I have to compare $ (2)_{16} $ and $ (1.\overline{F})_{16} $.
$ (2)_{16} $ is very simple to compute, e.g. $ (2)_{16} = 2 \cdot 16^0 = 2 $. On the other hand, I dont know how to find out what $ (1.\overline{F})_{16} $ is because I don't understand what the letter $ F $ means.
Can anyone help me?
In number system of base $16$ we use letters $A,B,C,D,E,F$ for the digits $10,\,11\,\dots15$.
So, the other number is $$ 1 + \frac{15}{16}+\frac{15}{16^2}+\frac{15}{16^3}\dots$$ (Just as $1.\overset\bullet9\ =\ 1+\displaystyle\frac9{10}+\frac9{100}+\dots$ in decimal.)
This is the hexadecimal analgy to showing that $1.\bar{9} = 2$ in decimal.

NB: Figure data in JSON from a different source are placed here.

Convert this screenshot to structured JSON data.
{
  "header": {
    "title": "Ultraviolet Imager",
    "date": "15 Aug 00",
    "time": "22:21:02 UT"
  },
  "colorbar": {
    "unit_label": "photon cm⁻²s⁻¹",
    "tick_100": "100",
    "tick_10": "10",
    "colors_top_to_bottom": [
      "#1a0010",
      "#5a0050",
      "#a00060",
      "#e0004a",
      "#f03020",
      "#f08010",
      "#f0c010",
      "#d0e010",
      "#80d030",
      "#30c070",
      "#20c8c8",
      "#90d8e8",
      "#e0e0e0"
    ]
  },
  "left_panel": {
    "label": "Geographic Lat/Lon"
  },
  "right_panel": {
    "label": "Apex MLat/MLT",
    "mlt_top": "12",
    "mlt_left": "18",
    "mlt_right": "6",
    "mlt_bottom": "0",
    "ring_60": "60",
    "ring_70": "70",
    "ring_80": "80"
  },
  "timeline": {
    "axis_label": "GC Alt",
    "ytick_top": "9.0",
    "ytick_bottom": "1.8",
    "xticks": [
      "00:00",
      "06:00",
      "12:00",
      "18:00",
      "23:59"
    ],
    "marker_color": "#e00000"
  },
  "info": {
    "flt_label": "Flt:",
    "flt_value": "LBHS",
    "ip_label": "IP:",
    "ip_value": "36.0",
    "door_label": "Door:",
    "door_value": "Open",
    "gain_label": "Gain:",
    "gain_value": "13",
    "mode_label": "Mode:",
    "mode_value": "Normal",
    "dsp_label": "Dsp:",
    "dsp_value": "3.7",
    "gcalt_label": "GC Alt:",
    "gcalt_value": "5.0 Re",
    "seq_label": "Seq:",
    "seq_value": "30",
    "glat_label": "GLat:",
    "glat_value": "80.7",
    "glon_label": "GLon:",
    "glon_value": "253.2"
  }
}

The hexadecimal digits are $0-9, A, B, C, D, E, F$, where $A=10_{10}$, $B=11_{10}$, ... , $F=15_{10}$.
For the decimal case, you can express the repeating part as a geometric series, and you'd want to show that
$$\sum_{n=1}^{\infty} \frac{9 }{10^n} = 1.$$
For the hexadecimal case, replace the $9$ with a $15$, and the $10$ with a $16$.
In base 16, F corresponds to the number 15 (the highest one-digit number).
Hence you can see this as comparing $2$ and $1.999...$ in base 10. Can you resolve this now?